Mes amis ne se regardent pas en train de jouer à créer un pays; ils créent un pays. Rien de flamboyant, sinon la solidarité de ceux qui produisent du sirop d’érable comme ça, presque pour rien (pp. 68-69).
Je me suis dit que Le goût d’un pays devait offrir un récit similaire sur la cabane à sucre comme lieu déjà-là d’une émancipation possible car effectivement en cours – un lieu charismatique, en quelque sorte[1]. Pour voir si c’était bien le cas, j’ai dû aller au cinéma.
Encabanages d’enfermement
Deuxième et dernier préliminaire, cependant : avant d’aller voir Le goût d’un pays, les hasards de la lecture (qui ne sont pas vraiment des hasards) ont aussi mis sur mon chemin quelques lignes sur une cabane à sucre autrement plus étrange que celle de Livernois, une cabane inquiétante, horrifiante même. Ces lignes se retrouvent dans Les enfants du sabbat d’Anne Hébert (Seuil, 1975), alors qu’il est question du mode d’habitation du couple d’Adélard et de Philomène Labrosse, le père et la mère qui bouillent la bagosse et qui figurent le Diable et la Goglue, le Bouc et la Sorcière dans de marquantes violences sexuelles, familiales autant que villageoises. Il s’agit plus précisément d’une vision troublante qui hante la sœur du Précieux-Sang Julie Labrosse quant à sa propre origine, avec son frère Joseph. Tout au long du roman, la vision récurrente d’une cabane déploie plus avant et approfondi le mot d’ordre lancé dès le deuxième paragraphe :
L’intention d’user à jamais une image obsédante. Se débarrasser de la cabane de son enfance. S’en défaire, une fois pour toutes. Et surtout, ah, surtout! être délivrée du couple sacré qui présidait à la destinée de la cabane, quelque part, dans la montagne de B…, parmi les roches, les troncs d’arbres enchevêtrés, les souches et les fardoches (p. 7).

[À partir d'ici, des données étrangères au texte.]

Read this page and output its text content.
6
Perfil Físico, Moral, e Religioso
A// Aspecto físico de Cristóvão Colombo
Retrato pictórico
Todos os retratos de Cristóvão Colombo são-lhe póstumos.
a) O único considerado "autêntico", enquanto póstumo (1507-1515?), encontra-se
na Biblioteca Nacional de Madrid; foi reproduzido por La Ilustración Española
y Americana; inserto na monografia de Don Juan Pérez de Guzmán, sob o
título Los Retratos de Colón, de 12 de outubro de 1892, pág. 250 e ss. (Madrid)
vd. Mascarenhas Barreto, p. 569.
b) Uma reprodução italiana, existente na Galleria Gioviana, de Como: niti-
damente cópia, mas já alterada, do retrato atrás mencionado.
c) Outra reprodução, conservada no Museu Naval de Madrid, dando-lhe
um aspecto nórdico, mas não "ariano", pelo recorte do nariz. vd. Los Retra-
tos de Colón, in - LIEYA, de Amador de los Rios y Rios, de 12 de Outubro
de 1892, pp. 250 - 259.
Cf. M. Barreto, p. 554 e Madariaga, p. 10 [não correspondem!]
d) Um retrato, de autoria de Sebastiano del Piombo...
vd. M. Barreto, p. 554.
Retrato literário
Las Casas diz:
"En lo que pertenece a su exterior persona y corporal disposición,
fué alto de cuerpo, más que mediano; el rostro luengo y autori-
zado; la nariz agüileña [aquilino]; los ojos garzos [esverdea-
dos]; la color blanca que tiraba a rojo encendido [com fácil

Au milieu du roman, Hébert écrit ces paragraphes sur une vision d’hiver primordiale, concernant l’encabanage nomade du couple de « squatteurs » et de leur progéniture parmi les érables :
Peut-être même est-ce la première cabane de la série de toutes les cabanes habitées? Cabane à sucre abandonnée? Camp de chasseur oublié? La cabane originelle, avec un seul sac de couchage grignoté par les mulots, posé sur le plancher, au milieu de la pièce. Un vieux gros poêle rouillé sur ses pattes torses. Les immenses chaudrons noirs servent à bouillir le sirop d’érable. Les palettes de bois minces et grises, si utiles autrefois pour étendre la tire sur la neige. Tout le vieux matériel encore utilisable est resté là, en vrac. Les bouilleurs de cru sont inventifs et capables de tout.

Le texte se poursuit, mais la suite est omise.